Angst breitet sich aus: Solingen unter Schock
Bei den Menschen, die am Tag nach dem Messerattentat Blumen niederlegen, ist die Angst spürbar. "Ich habe zu meinem Mann gesagt: Wir können nicht mehr dahin gehen, wo viele Menschen sind", sagt eine ältere Frau, die seit Jahrzehnten in einem Haus direkt am Tatort wohnt. Plötzlich habe man ein Messer im Rücken. "Da musst du Angst haben."
Eine weitere Anwohnerin sagt resigniert: "Solingen ist momentan sehr oft in den Schlagzeilen." Dieser Satz fällt in der Stadt häufig. Im März starben bei einem Feuer in einer Dachgeschosswohnung vier Menschen.
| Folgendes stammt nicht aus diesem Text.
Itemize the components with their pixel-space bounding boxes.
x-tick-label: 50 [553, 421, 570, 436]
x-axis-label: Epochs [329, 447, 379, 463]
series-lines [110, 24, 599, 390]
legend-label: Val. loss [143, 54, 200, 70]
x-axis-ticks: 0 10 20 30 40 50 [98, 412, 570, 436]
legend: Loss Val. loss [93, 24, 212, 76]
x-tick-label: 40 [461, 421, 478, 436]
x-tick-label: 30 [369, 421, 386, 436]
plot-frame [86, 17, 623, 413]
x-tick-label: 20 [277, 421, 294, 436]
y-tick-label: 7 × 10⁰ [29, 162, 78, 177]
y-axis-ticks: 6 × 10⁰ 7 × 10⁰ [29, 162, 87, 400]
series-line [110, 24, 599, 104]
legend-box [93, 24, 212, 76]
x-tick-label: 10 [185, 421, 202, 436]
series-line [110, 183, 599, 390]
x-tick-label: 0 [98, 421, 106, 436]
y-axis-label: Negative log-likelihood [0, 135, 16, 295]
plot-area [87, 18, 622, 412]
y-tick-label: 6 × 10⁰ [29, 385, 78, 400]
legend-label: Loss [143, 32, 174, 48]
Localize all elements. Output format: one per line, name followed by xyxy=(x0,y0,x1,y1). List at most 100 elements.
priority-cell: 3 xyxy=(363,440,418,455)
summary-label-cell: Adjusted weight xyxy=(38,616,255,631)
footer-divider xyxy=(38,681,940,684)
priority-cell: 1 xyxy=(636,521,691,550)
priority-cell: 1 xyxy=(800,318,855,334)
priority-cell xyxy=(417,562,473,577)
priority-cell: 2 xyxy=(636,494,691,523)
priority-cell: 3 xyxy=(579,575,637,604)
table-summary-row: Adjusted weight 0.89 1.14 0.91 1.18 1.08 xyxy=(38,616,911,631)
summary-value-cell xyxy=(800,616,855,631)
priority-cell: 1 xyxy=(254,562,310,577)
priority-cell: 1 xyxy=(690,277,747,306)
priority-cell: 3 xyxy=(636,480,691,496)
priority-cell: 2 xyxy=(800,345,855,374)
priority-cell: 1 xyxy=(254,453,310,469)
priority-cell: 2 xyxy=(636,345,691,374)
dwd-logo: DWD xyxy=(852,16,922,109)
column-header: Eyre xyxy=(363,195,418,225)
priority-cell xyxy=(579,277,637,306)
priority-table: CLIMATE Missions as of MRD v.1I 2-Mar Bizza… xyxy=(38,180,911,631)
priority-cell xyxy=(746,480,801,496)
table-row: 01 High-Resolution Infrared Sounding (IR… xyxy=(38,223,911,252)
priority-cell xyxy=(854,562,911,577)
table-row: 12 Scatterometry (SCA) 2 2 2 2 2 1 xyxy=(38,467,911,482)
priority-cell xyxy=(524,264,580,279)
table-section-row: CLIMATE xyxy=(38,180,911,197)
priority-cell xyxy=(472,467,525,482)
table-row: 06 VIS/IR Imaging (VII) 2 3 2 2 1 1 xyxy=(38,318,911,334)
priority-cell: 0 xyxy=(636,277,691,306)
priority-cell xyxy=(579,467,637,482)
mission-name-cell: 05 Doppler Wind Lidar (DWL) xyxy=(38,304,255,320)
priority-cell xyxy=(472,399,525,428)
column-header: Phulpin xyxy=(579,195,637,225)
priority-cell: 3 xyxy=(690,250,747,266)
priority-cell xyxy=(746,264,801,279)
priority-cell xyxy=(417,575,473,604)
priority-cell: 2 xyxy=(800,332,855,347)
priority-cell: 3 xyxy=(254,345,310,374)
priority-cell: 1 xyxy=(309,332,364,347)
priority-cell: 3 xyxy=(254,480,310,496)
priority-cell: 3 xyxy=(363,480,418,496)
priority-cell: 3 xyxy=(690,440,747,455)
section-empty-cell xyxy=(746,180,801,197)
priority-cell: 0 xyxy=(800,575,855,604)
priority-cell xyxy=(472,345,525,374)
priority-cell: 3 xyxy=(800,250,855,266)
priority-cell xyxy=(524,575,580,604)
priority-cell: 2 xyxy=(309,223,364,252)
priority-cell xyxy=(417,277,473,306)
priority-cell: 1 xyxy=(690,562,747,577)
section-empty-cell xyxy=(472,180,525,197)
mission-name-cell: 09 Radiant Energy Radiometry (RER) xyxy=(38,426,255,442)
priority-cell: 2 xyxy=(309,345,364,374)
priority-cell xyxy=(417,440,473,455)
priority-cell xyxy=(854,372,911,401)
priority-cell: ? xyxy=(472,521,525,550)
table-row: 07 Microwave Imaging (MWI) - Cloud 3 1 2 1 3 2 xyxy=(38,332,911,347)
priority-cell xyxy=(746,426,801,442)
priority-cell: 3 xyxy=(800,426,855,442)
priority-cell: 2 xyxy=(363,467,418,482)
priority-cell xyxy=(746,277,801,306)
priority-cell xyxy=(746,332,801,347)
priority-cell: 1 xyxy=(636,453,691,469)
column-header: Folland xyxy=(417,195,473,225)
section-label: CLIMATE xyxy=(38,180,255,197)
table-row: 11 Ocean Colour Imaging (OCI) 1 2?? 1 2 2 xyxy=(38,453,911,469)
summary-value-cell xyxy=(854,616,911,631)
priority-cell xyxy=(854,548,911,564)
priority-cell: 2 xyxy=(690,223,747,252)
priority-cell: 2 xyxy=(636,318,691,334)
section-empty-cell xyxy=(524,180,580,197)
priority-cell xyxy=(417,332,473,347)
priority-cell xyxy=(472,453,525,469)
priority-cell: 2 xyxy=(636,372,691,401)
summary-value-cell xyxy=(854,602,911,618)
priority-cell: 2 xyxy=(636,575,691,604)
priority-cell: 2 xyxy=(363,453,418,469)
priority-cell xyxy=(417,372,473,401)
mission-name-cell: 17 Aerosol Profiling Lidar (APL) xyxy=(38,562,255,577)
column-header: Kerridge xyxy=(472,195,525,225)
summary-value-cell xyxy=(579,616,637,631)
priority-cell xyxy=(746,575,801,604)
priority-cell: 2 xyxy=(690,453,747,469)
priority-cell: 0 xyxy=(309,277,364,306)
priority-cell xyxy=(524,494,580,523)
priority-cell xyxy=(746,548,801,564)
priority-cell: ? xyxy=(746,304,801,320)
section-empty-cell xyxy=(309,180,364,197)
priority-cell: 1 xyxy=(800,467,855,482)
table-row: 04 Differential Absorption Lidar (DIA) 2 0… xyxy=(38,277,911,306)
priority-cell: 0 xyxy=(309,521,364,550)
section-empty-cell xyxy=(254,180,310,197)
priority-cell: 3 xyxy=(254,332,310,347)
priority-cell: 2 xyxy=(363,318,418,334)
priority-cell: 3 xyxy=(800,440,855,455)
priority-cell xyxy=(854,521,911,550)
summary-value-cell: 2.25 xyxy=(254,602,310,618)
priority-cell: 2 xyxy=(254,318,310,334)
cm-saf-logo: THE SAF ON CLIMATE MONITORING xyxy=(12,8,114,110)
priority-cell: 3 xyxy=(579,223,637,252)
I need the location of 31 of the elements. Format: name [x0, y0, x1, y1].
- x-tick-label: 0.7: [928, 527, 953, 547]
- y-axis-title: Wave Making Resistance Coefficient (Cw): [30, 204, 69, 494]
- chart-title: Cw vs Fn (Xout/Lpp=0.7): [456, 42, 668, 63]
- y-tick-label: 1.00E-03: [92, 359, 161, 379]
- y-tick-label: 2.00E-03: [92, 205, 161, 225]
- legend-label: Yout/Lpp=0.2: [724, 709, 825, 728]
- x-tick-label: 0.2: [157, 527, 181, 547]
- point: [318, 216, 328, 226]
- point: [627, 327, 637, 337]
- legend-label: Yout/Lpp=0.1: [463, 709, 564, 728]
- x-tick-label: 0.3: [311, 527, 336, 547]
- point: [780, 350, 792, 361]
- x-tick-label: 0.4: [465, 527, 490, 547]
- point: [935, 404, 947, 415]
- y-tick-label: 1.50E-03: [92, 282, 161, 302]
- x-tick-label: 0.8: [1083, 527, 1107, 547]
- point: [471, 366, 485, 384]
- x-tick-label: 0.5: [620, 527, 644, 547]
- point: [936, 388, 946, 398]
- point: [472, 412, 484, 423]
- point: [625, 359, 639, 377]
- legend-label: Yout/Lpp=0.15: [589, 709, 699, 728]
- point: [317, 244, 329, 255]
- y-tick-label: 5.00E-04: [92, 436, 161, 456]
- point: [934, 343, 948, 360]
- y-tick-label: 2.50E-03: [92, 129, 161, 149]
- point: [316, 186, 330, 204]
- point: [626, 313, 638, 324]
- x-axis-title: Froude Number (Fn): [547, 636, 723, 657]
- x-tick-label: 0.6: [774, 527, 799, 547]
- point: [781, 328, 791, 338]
Der Brand soll von einem ehemaligen Mieter gelegt worden sein.
Im Juni ließ ein Mann vor einem Solinger Geschäft eine Flasche mit einer Substanz fallen, die eine Explosion verursachte. Der Mann starb wenig später. Es wird vermutet, dass dieser Fall mit der sogenannten niederländischen Mocro-Mafia in Verbindung steht, über die in NRW seit Wochen diskutiert wird.
Viele Menschen erinnern sich auch noch an den Brandanschlag in Solingen im Jahr 1993, bei dem fünf türkischstämmige Frauen und Mädchen von Rechtsextremisten ermordet wurden. Dieser Anschlag markierte den Tiefpunkt einer Serie rassistischer Gewalt in Deutschland.
Aber nicht nur Solingen wird mit den Ereignissen und den Folgen des Messerattentats umgehen müssen, sondern auch ganz Deutschland. Messerangriffe haben zugenommen. Bundesinnenministerin Faeser hatte kürzlich eine Verschärfung des Waffenrechts angekündigt, was die Diskussion jedoch nicht beruhigte. In einer Woche stehen Landtagswahlen in Sachsen und Thüringen an.
Solingens Oberbürgermeister Kurzbach ist auch am Tag nach der Tat noch tief betroffen: "Auch wenn es jetzt schon viele Stunden her ist, fällt es mir schwer, die richtigen Worte zu finden", sagt er im Kreise der Spitzenpolitiker. Je mehr er mit Angehörigen spricht, die Verletzte oder Tote zu beklagen haben, und mit Augenzeugen der Tat, desto erschütternder wirkt das Geschehene auf ihn. "Es geht schwer unter die Haut."
Auf einen demonstrativen Trauermarsch verzichten die Politiker. "Wir beenden unseren Termin jetzt. Wir gehen nicht mehr zum Tatort", erklärt Reul, bevor Faeser, Wüst, NRW-Vize-Regierungschefin Mona Neubaur (Grüne) und er wieder in ihre Limousinen einsteigen: "Wir waren uns einig, dass wir die Arbeit vor Ort nicht stören wollen."